Comédie dramatique d'Alexandre Dumas fils, mise en scène de Caroline Darnay avec Agnès Afriat, Damien Boisseau, Philippe Carle-Empereur, Muriel Cypel, Caroline Darnay, Delphine Depardieu, Aurélien Legrand et Pierre Maurice.
Emile Zola disait " Je n'aime guère le talent de M. Alexandre Dumas fils. C'est un écrivain extrêmement surfait, de style médiocre et de conception rapetissée par les plus étranges théories. J'estime que la postérité lui sera dure."
Zola n'avait certes pas le flair de Madame Soleil puisqu'Alexandre Dumas fils a connu la célébrité de son vivant et est passé à la postérité avec notamment "La Dame aux camélias". En revanche, il ne se trompait pas sur les "étranges théories" de l'auteur puisque ce dernier est à l'origine du terme "féministe".
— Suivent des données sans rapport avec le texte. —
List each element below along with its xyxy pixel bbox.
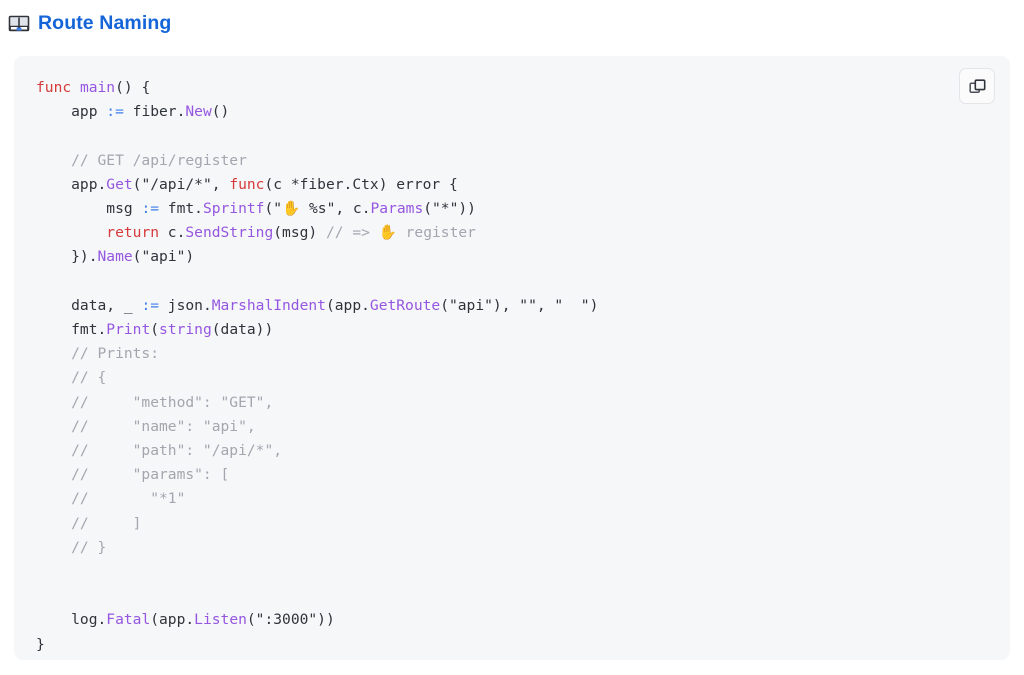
code-token: MarshalIndent bbox=[211, 296, 326, 314]
code-token: json. bbox=[159, 296, 212, 314]
code-token: log. bbox=[36, 611, 107, 629]
code-token: := bbox=[141, 200, 160, 218]
code-token: // "*1" bbox=[36, 490, 186, 508]
code-token: // "method": "GET", bbox=[36, 393, 274, 411]
code-token: (data)) bbox=[211, 321, 274, 339]
code-token: Params bbox=[370, 200, 424, 218]
page-title-text: Route Naming bbox=[38, 11, 172, 34]
code-block: func main() { app := fiber.New() // GET … bbox=[14, 56, 1010, 660]
code-token: (app. bbox=[325, 296, 370, 314]
code-token: // "name": "api", bbox=[36, 417, 256, 435]
code-token: // Prints: bbox=[36, 345, 160, 363]
code-token: main bbox=[79, 79, 116, 96]
code-token: GetRoute bbox=[369, 296, 441, 314]
code-token: New bbox=[185, 103, 212, 121]
code-token: ("*")) bbox=[423, 200, 476, 218]
code-token: ( bbox=[150, 321, 160, 339]
code-token: // { bbox=[36, 369, 107, 387]
code-token: (":3000")) bbox=[246, 611, 335, 629]
code-token: // } bbox=[36, 538, 107, 556]
code-token: Sprintf bbox=[202, 200, 265, 218]
code-token: return bbox=[106, 224, 160, 242]
code-token: Get bbox=[106, 175, 133, 193]
code-token: // ] bbox=[36, 514, 142, 532]
code-token: SendString bbox=[185, 224, 274, 242]
code-token: := bbox=[141, 296, 160, 314]
code-token: () { bbox=[115, 79, 151, 96]
code-token: fmt. bbox=[36, 321, 107, 339]
code-token: // "path": "/api/*", bbox=[36, 442, 283, 460]
code-token: msg bbox=[36, 200, 142, 218]
code-token: // GET /api/register bbox=[36, 151, 247, 169]
code-token: func bbox=[229, 175, 265, 193]
code-token: (c *fiber.Ctx) error { bbox=[264, 175, 458, 193]
code-token: (" bbox=[264, 200, 283, 218]
code-token: Fatal bbox=[106, 611, 151, 629]
code-token: := bbox=[106, 103, 124, 121]
code-token: app bbox=[36, 103, 107, 121]
code-token: fmt. bbox=[159, 200, 203, 218]
code-token: c. bbox=[159, 224, 186, 242]
code-token: (app. bbox=[150, 611, 195, 629]
code-token: %s", c. bbox=[300, 200, 371, 218]
code-token: data, _ bbox=[36, 296, 142, 314]
code-token: fiber. bbox=[123, 103, 186, 121]
code-token: // => bbox=[325, 224, 379, 242]
code-token: string bbox=[159, 321, 212, 339]
code-token: ("/api/*", bbox=[132, 175, 230, 193]
code-token: } bbox=[36, 635, 45, 653]
code-token: app. bbox=[36, 175, 107, 193]
code-token: Print bbox=[106, 321, 151, 339]
code-token: }). bbox=[36, 248, 98, 266]
code-token: () bbox=[211, 103, 230, 121]
code-token: ✋ bbox=[378, 224, 397, 242]
code-token: Name bbox=[97, 248, 133, 266]
code-token: ✋ bbox=[282, 200, 301, 218]
code-token: // "params": [ bbox=[36, 466, 230, 484]
code-content: func main() { app := fiber.New() // GET … bbox=[36, 76, 950, 657]
page-root: Route Naming func main() { app := fiber.… bbox=[0, 0, 1024, 675]
page-title: Route Naming bbox=[8, 8, 171, 38]
code-token: register bbox=[396, 224, 476, 242]
code-token: ("api"), "", " ") bbox=[440, 296, 599, 314]
open-book-icon bbox=[8, 13, 30, 35]
code-token: (msg) bbox=[273, 224, 326, 242]
code-token: ("api") bbox=[132, 248, 195, 266]
code-token: Listen bbox=[194, 611, 247, 629]
code-scroll-area[interactable]: func main() { app := fiber.New() // GET … bbox=[14, 56, 1010, 660]
code-token: func bbox=[36, 79, 72, 96]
Avec "La dame au camélias", "Diane de Lys" et "Le demi-monde", Alexandre Dumas fils a écrit une trilogie sur une frange de la société de son époque, qui constituait un monde parallèle qu'il a lui même baptisé "le demi-monde", expression devenue également célèbre, qui met bien en évidence la tyrannie de la morale bourgeoise basée sur l'incapacité civile de la femme et surtout sur la double morale.
Fin observateur des mœurs de son temps, il peint avec justesse mais aussi une réelle ironie et une vraie humanité de beaux portraits de femmes qui toutes, à leur manière, revendiquent égalité et liberté, face à des hommes cyniques et veules.
Sur "Le Demi-monde" Sainte-Beuve écrivit : "Ample justice doit être rendue à cette [dernière] pièce, à ces quatre premiers actes surtout, si nets d'allures et de langage, coupés dans le vif, semés de mots piquants ou acérés". Tout est dit quant au style d'Alexandre Dumas fils qui sait si bien dépeindre tant les figures que les situations.
Quant à l'intrigue elle paraît simple : la demi mondaine Baronne d'Ange cherche à quitter son état par le mariage avec un jeune ingénu. Mais c'est sans compter sur la froide solidarité des hommes respectables, et surtout le dépit d'un de ses amants, qui veillent à conserver leur terrain de chasse bien clos et à ne pas accepter de brèche dans la frontière de la respectabilité. Et pourtant elle est à multiples rebondissements qui captivent le spectateur.
Caroline Darnay a fait le bon choix avec cette pièce moins connue dont elle a su conserver tout l'irrésistible réalisme au terme d'une mise en scène très travaillée et cependant fluide et invisible.
La distribution est parfaite, homogène, judicieuse et talentueuse. Caroline Darnay elle-même, en subtile et intelligente baronne d'Ange, est entourée de la grâcieuse Delphine Depardieu, la piquante Agnès Afriat et de l'accorte Muriel Cypel.
Face à ces beaux portraits de femmes déclinées selon les âges, le quatuor masculin, Damien Boisseau, Aurélien Legrand, Philippe Carle-Empereur, et Pierre Maurice a du fil à retordre et porte haut les couleurs d'un machisme dégoulinant d'hypocrisie.
La courte programmation au Théâtre du Renard en laissera plus d'un sur le carreau. Dommage donc que vous ne soyez pas venu ! Mais beau joueur, espérons qu'il leur sera très prochainement donné une seconde chance avec une nouvelle programmation qui s'avère indispensable.